L'Office central de statistique de Hongrie a publié ses chiffres du bâtiment pour juillet le 14 septembre 2026. Le volume de production du bâtiment est ressorti inférieur de 12,2 % à celui de juillet 2025 et de 4,6 % à celui de juin, en données corrigées des variations saisonnières et des jours ouvrables. Le bâtiment proprement dit a reculé de 10,7 % sur un an et les travaux de génie civil de 14,0 %.
C'est la ligne prospective qui a le plus chuté
La production mesure le travail réalisé. Ce qui renseigne sur l'année prochaine, ce sont les nouvelles commandes, et elles ont reculé de 24,8 % sur un an : les commandes de bâtiment de 29,5 %, celles de génie civil de 20,2 %.

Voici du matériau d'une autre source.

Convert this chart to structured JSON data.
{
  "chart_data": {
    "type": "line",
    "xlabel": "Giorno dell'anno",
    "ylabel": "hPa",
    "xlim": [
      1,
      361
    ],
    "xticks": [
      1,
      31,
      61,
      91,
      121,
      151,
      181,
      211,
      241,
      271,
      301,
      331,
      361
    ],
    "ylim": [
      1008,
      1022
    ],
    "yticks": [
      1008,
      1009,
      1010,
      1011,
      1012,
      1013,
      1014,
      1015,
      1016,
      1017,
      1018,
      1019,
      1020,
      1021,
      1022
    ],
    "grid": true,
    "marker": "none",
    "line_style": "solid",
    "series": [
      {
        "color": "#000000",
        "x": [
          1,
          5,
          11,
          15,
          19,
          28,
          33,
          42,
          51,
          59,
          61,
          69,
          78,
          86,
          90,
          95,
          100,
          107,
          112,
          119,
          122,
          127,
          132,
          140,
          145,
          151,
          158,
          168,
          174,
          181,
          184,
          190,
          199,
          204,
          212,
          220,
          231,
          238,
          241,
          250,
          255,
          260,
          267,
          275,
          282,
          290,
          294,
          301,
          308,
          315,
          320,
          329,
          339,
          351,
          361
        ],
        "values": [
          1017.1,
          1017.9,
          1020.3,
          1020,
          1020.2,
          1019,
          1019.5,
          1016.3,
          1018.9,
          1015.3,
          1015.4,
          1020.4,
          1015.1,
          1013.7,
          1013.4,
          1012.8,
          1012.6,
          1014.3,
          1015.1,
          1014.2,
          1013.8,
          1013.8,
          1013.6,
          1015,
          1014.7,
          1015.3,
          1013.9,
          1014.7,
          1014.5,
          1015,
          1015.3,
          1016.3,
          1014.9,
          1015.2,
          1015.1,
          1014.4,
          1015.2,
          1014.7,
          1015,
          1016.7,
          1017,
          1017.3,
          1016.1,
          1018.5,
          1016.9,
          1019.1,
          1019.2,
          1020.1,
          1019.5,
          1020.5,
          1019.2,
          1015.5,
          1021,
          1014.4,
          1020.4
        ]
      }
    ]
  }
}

En regard, le carnet de commandes à fin juillet dépassait de 0,8 % celui d'un an plus tôt, avec le bâtiment en baisse de 1,9 % et le génie civil en hausse de 1,9 %. Les deux chiffres ne s'opposent pas, et les lire ensemble constitue tout l'intérêt de la publication. Le stock de travaux contractés se maintient parce que le secteur l'écoule plus lentement que d'habitude ; une production qui recule de 12,2 % est précisément le mécanisme qui empêche un carnet de se réduire. Ce qui manque, c'est le réapprovisionnement.
Cela compte parce que les délais du bâtiment sont longs. Les contrats signés aujourd'hui sont des livraisons dans un à deux ans environ. Un mois faible en commandes relève du bruit ; un quart du flux qui disparaît est le genre de chiffre qui ressort plus tard dans l'offre.

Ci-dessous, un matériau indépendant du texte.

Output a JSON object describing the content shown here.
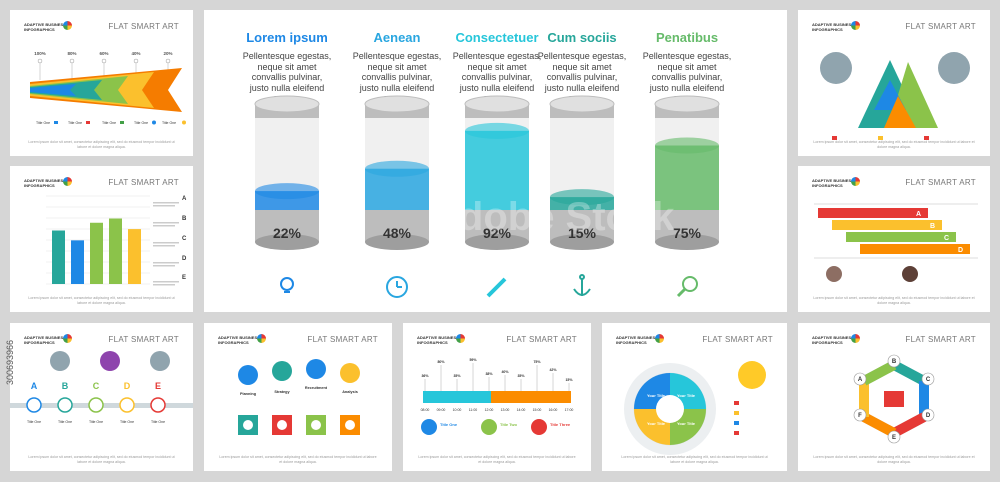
{
  "brand": {
    "logo_line1": "ADAPTIVE BUSINESS",
    "logo_line2": "INFOGRAPHICS",
    "flat_title": "FLAT SMART ART"
  },
  "lorem_footer": "Lorem ipsum dolor sit amet, consectetur adipiscing elit, sed do eiusmod tempor incididunt ut labore et dolore magna aliqua.",
  "title_one": "Title One",
  "colors": {
    "blue": "#1e88e5",
    "sky": "#29b6f6",
    "cyan": "#26c6da",
    "teal": "#26a69a",
    "green": "#66bb6a",
    "yellow": "#fdd835",
    "orange": "#fb8c00",
    "red": "#e53935"
  },
  "top_left": {
    "percents": [
      "100%",
      "80%",
      "60%",
      "40%",
      "20%"
    ]
  },
  "bar_panel": {
    "letters": [
      "A",
      "B",
      "C",
      "D",
      "E"
    ],
    "values": [
      76,
      62,
      87,
      93,
      78
    ]
  },
  "process_panel": {
    "letters": [
      "A",
      "B",
      "C",
      "D",
      "E"
    ]
  },
  "team_panel": {
    "roles": [
      "Planning",
      "Strategy",
      "Recruitment",
      "Analysis"
    ]
  },
  "timeline_panel": {
    "times": [
      "08:00",
      "09:00",
      "10:00",
      "11:00",
      "12:00",
      "13:00",
      "14:00",
      "15:00",
      "16:00",
      "17:00"
    ],
    "values": [
      "36%",
      "80%",
      "35%",
      "59%",
      "38%",
      "40%",
      "35%",
      "75%",
      "42%",
      "15%"
    ],
    "titles": [
      "Title One",
      "Title Two",
      "Title Three"
    ]
  },
  "hex_panel": {
    "letters": [
      "A",
      "B",
      "C",
      "D",
      "E",
      "F"
    ]
  },
  "step_panel": {
    "letters": [
      "A",
      "B",
      "C",
      "D"
    ]
  },
  "wheel_panel": {
    "center": "Your Title"
  },
  "cylinders": [
    {
      "title": "Lorem ipsum",
      "desc": "Pellentesque egestas, neque sit amet convallis pulvinar, justo nulla eleifend augue.",
      "value": 22,
      "label": "22%",
      "color": "#1e88e5",
      "icon": "lightbulb-icon"
    },
    {
      "title": "Aenean",
      "desc": "Pellentesque egestas, neque sit amet convallis pulvinar, justo nulla eleifend augue.",
      "value": 48,
      "label": "48%",
      "color": "#29a6e0",
      "icon": "clock-icon"
    },
    {
      "title": "Consectetuer",
      "desc": "Pellentesque egestas, neque sit amet convallis pulvinar, justo nulla eleifend augue.",
      "value": 92,
      "label": "92%",
      "color": "#26c6da",
      "icon": "pencil-icon"
    },
    {
      "title": "Cum sociis",
      "desc": "Pellentesque egestas, neque sit amet convallis pulvinar, justo nulla eleifend augue.",
      "value": 15,
      "label": "15%",
      "color": "#26a69a",
      "icon": "anchor-icon"
    },
    {
      "title": "Penatibus",
      "desc": "Pellentesque egestas, neque sit amet convallis pulvinar, justo nulla eleifend augue.",
      "value": 75,
      "label": "75%",
      "color": "#66bb6a",
      "icon": "magnifier-icon"
    }
  ],
  "watermark": {
    "stock_id": "300693966",
    "brand": "Adobe Stock"
  }
}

La chute de juillet est bien plus brutale que l'année écoulée
Le cumul remet le mois à sa place. De janvier à juillet, la production était inférieure de 2,7 % à la même période de 2025. Un mois isolé à moins 12,2 % face à un cumul sur sept mois de moins 2,7 % signifie que la dégradation se concentre sur la partie récente de l'année plutôt qu'elle ne s'y répartit.
Ce que la publication ne dit pas
Une réserve s'impose ici, du genre qui se perd lorsqu'un chiffre passe de main en main. La note rapide ne contient aucune donnée distincte pour la construction de logements ni pour les bâtiments résidentiels. La catégorie bâtiment regroupe le résidentiel et le non-résidentiel, si bien que rien dans cette publication n'indique quelle part de la baisse de 10,7 % relève du logement et quelle part de l'entrepôt, du bureau ou de l'industriel.
Qui la traite comme une statistique de l'offre de logements y lit davantage que le document ne supporte. Il s'agit d'une statistique du secteur de la construction ayant des implications pour l'offre de logements, ce qui est une affirmation différente et plus faible.
La demande pointe dans l'autre sens
C'est ici que le tableau hongrois devient intéressant. Selon notre instantané du 7 septembre, le niveau national des prix s'établit à 2 150 dollars le mètre carré, dérivé de données de transaction et assorti d'une fiabilité élevée, et les prix progressaient de 12,3 % sur un an en forints, selon le relevé de la banque centrale pour le deuxième trimestre, et de 21,3 % en dollars une fois la devise prise en compte.
Le logement hongrois est donc renchéri à un rythme à deux chiffres en monnaie locale alors que le pipeline censé répondre un jour à cette demande se contracte. Cette combinaison ne se résout vite dans aucun sens.
Le reste de nos données hongroises : un rendement locatif brut de 4,69 % et un rendement net de 4,06 % après l'impôt locatif effectif forfaitaire de 13,5 % que nous modélisons pour un cas standardisé de non-résident ; des frais de transaction de 8,0 %, parmi les plus bas de notre couverture européenne ; un score de risque de bulle de 69, dans la bande élevée ; et un rapport prix-revenu de 12,8. Le titre est une pleine propriété, mais les acquéreurs venus de l'extérieur de l'Union européenne doivent obtenir une autorisation.
Deux points d'équilibre. Une publication sur le bâtiment est un indicateur d'offre à long délai, et le carnet de commandes est stable et non en repli : rien ne s'est arrêté. Et le relevé de la banque centrale pour le deuxième trimestre a enregistré un recul trimestriel des prix du logement hongrois, le premier depuis trois ans, qui accompagne le chiffre annuel de 12,3 % au lieu de le contredire.